En 2013, le PIB issu des pays émergents a dépassé pour la première fois les 50% du PIB total des pays de l’OCDE.

Le moment était donc venu de quitter nos certitudes et de sortir des cas de branding, 1000 fois rabâchés, pour se mettre à l’écoute d’une autre réalité, celle de pays et de marchés qui, n’ayant connu les marques qu’en tant qu’anciennes colonies ou nouvelles terres de conquête, se prennent au jeu du développement de leur économie et de la valorisation de leur actif immatériel. Ce mouvement valide les thèses du professeur Juan A. De Castro de l’Université de Madrid qui, après une longue expérience des organismes internationaux, est arrivé à la conclusion qu’il fallait que chaque pays émergent invente son propre modèle de développement fondé sur la connaissance, la créativité et le digital.
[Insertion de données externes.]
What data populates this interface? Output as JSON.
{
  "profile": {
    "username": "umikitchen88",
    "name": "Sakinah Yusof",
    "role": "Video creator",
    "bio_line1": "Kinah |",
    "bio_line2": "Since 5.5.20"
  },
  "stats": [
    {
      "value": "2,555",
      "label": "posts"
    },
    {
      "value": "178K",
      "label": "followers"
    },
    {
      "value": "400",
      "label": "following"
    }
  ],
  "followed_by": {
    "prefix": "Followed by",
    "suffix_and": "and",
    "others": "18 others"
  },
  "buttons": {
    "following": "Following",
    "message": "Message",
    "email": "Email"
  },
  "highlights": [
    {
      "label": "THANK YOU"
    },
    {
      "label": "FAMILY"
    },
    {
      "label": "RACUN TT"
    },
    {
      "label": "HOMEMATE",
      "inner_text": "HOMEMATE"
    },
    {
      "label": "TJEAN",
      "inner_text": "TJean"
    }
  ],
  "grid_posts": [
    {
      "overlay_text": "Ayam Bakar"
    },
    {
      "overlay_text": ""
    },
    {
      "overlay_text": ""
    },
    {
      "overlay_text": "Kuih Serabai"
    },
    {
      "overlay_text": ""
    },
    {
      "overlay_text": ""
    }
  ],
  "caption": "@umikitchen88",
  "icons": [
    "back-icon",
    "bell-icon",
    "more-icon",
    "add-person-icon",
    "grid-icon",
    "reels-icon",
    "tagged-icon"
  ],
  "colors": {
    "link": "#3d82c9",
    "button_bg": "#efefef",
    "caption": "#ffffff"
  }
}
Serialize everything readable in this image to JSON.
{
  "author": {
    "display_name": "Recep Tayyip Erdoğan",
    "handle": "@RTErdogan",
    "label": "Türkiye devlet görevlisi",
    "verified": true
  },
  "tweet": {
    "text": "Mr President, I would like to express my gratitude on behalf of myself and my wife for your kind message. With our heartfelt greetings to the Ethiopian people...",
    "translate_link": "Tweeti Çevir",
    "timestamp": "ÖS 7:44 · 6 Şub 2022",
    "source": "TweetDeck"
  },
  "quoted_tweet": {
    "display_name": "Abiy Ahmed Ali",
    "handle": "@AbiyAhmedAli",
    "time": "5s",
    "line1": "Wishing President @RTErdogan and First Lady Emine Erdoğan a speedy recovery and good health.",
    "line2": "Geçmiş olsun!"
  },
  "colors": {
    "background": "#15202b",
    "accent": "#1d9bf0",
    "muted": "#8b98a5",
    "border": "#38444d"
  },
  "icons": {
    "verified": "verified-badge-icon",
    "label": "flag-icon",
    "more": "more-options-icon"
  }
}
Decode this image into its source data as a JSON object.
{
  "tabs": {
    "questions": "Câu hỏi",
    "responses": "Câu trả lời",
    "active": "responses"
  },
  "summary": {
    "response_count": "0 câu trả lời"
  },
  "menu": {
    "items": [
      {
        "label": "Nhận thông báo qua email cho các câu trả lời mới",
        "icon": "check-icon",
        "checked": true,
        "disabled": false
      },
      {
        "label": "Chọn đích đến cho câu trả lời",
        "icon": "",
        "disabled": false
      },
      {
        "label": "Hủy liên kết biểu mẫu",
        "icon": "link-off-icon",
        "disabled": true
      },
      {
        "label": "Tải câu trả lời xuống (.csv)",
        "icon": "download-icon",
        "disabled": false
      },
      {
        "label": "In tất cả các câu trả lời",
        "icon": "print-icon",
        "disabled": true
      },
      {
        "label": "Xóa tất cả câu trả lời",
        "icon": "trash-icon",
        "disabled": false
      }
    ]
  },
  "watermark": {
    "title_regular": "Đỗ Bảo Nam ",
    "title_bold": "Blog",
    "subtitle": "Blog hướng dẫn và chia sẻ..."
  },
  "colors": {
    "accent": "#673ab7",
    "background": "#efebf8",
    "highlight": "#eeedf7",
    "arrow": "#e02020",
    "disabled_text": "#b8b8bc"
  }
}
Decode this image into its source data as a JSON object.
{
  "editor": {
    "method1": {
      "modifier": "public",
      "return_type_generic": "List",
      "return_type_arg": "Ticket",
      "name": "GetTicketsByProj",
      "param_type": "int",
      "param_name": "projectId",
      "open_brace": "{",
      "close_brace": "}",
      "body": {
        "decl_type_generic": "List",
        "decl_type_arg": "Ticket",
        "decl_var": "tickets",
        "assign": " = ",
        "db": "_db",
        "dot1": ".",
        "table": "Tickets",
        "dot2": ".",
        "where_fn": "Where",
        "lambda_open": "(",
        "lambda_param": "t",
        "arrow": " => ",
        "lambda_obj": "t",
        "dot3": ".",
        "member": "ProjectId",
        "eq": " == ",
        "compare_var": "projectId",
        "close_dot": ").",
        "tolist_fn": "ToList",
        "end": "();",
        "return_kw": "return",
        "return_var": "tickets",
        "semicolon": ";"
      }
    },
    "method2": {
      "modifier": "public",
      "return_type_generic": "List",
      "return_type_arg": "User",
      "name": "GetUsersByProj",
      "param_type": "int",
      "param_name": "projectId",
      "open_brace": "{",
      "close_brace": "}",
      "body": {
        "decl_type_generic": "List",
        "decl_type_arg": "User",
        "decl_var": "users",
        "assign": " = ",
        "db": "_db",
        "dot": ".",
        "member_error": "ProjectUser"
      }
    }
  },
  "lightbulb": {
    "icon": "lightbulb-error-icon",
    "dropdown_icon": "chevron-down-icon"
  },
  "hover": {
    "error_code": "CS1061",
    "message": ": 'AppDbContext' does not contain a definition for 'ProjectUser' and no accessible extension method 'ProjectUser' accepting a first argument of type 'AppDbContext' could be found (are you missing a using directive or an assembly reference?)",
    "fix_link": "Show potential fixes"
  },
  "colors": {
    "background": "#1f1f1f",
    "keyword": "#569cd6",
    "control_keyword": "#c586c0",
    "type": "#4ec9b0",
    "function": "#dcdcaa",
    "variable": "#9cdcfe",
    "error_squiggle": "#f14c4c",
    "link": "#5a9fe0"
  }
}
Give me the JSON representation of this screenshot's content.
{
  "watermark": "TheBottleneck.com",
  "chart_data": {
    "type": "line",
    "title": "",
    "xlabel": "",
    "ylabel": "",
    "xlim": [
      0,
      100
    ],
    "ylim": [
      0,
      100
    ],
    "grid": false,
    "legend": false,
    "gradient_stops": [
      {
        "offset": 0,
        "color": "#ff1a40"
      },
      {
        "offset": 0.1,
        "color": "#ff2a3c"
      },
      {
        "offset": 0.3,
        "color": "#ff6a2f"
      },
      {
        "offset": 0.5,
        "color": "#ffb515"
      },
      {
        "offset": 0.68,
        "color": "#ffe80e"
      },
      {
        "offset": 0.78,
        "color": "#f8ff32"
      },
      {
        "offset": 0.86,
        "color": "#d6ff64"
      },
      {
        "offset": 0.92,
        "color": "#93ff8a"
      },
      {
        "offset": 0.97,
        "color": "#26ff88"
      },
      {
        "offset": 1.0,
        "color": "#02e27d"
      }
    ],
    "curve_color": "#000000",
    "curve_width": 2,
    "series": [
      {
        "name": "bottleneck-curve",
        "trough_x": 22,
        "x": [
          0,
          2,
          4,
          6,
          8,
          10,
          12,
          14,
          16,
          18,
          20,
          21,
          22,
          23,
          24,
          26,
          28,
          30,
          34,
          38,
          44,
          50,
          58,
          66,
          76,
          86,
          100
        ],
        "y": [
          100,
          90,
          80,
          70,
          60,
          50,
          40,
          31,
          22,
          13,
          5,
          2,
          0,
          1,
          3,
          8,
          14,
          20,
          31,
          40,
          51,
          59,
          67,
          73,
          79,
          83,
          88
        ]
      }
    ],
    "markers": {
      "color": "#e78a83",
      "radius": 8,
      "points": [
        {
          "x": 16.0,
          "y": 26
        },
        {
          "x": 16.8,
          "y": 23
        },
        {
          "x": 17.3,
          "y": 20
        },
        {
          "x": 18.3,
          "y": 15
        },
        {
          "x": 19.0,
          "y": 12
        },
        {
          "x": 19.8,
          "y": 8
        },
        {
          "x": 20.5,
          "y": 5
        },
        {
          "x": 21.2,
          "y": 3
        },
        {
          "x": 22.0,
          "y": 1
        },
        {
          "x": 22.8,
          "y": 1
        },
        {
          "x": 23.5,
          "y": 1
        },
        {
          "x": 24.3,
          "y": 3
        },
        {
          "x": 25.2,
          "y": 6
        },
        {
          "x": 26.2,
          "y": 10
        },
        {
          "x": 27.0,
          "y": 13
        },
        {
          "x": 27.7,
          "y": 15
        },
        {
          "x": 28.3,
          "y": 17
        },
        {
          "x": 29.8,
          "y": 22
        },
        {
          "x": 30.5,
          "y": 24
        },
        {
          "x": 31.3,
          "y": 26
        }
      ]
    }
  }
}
Quels premiers enseignements retirer de ces nouveaux champs d’explorations ?



La remise en cause du dogme de la marque globale. Un rééquilibrage est en train de s’opérer. Un peu partout, l’aura de la marque globale s’amenuise aux bénéfices d’acteurs locaux qui, dans des marchés aussi vastes que l’Inde ou la Chine, peuvent acquérir rapidement des tailles de leaders mondiaux. C’est ce qui fait dire à des dirigeants comme Emmanuel Faber, président de Danone, que la croissance des marques locales dans le secteur de l’agro-alimentaire est quatre fois supérieure à celle des marques globales ! « Vous ne regardez pas là où il faut », dit-il en substance aux analystes et investisseurs.

Beaucoup de pays émergents sont d’ores et déjà de puissants incubateurs de marques, qui s’installent en profitant de l’évolution des moyens de communication. Il serait temps que les classements internationaux reflètent une réalité nouvelle qui saute aux yeux, et qui engendre de nouveaux choix et de nouvelles possibilités pour les consommateurs.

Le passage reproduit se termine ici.